For many of us who marched, the next 12 months bore no resemblance to what our lives had once been. We got involved, we found initiatives to support and groups to join that were doing good, necessary work. We put our representatives on notice, calling, writing, and visiting their offices as often as we could. We tracked legislation. We joined our local Democratic parties and dove into canvassing and phone banking to get good people elected and find additional volunteers. Many took the ultimate step and decided to run for office. Resisting and community organizing became our part time jobs on top of the full time jobs we were already working to support our families. We kept the promises we made to ourselves and each other during those marches, when we could feel the power running through the crowds.
I have to admit, I wasn’t excited for the Women’s March this year. It frustrated me to see that many of the folks who were the most eager to attend were ones I hadn’t seen do much at all in the 12 months since the inaugural march. Some of these folks contact me from time to time to ask when the next march or protest is. They have their signs ready to go, they assure me, and want to know who we’re going to stick it to this time. When I tell these folks about a petition gathering event for a ballot initiative or encourage them to canvass to get a municipal candidate in office, they are not interested in getting involved. I’ve learned over the last year that there are many people who only want to attend marches. I don’t understand this, because marches don’t actually change anything. Hard work and organizing in your community makes change. Getting people into office who will represent your values and do what is best for their constituents makes changes. And, bonus, once these people are in office, we won’t have to march or protest to show our displeasure at how out of touch they are. That’s the point of all this, isn’t it?
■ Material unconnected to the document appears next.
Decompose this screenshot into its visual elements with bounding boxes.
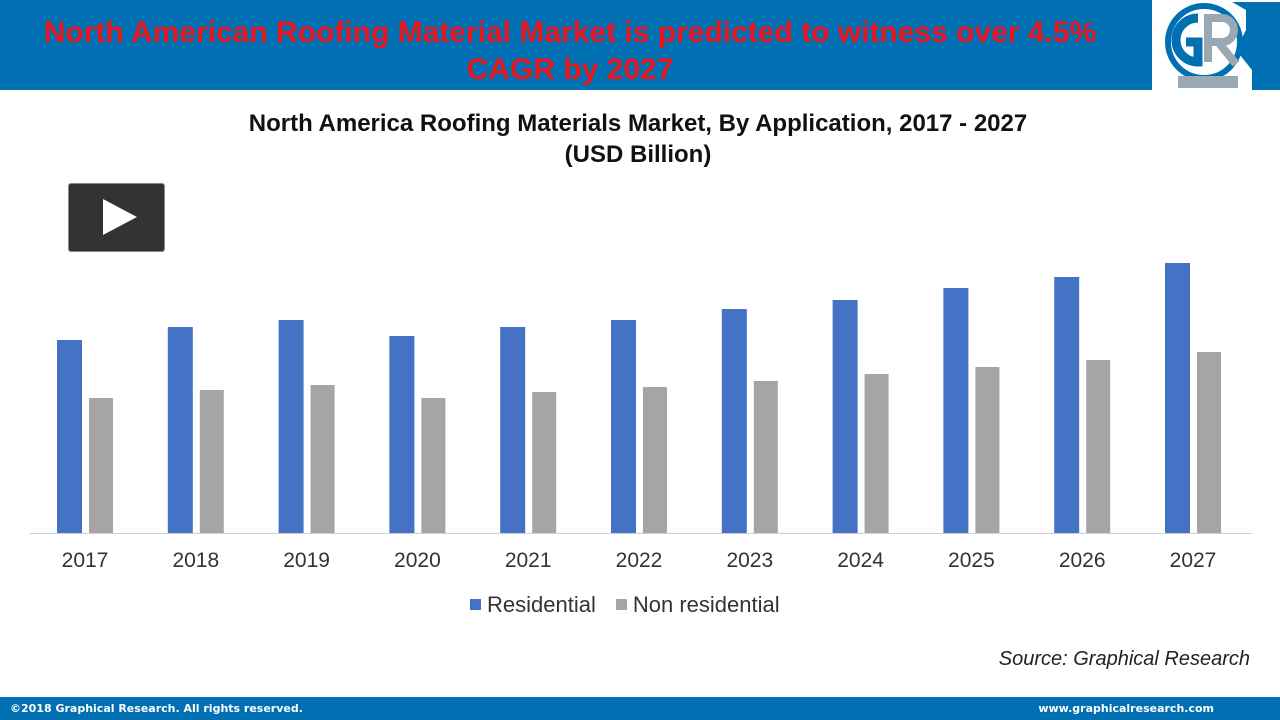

Marching is cathartic. The energy is infectious in that big crowd and many of those marching are also working hard in their communities. It’s good to have an event to blow off steam that’s built up over the last several months of bone wearing work. Attending that first Women’s March was transformative for me, and it lit a fire under my ass that is still blazing. I know that to be true for many of my sisters and brothers in arms, and I’m thankful for them because they keep me motivated when the struggle seems endless and futile.
But marching simply to march doesn’t create change. A march without follow on action doesn’t do anything at all.
So, if you find yourself fired up after this year’s Women’s Marches, take that energy and funnel it into organizing in your community. Midterm elections are insanely important and we’re running out of time to get ready. All 435 seats are up for grabs in the US House of Representatives as well as 33 seats in the US Senate. There are 14 gubernatorial races this year, as well as hundreds of state Senate and House seats, and thousands of county and municipal offices. Everything is at stake. Let that electric energy carry you into this year with renewed focus. Get involved, if you haven’t already. It’s not too late. Your local Democratic Party needs you desperately. Your local branch of the ACLU or NAACP. And if no one is organizing in the way you think your community needs, pull some friends together and create your own group. It’s hard work, but rewarding. You’ll meet some of the greatest people you’ve ever known. You’ll be inspired each and every day. And when that change starts rolling in on that fabled Blue Wave, you will know you did your part, which is a feeling I can’t describe to those who haven’t yet felt it.
Marching engenders solidarity, but that solidarity is merely illusory if you don’t turn that heady feeling into action. I’m illogically optimistic for the direction of this country. I’ve seen what can happen in 12 short months when a determined group of ragtag members of the resistance work tirelessly. So, don’t just march, organize.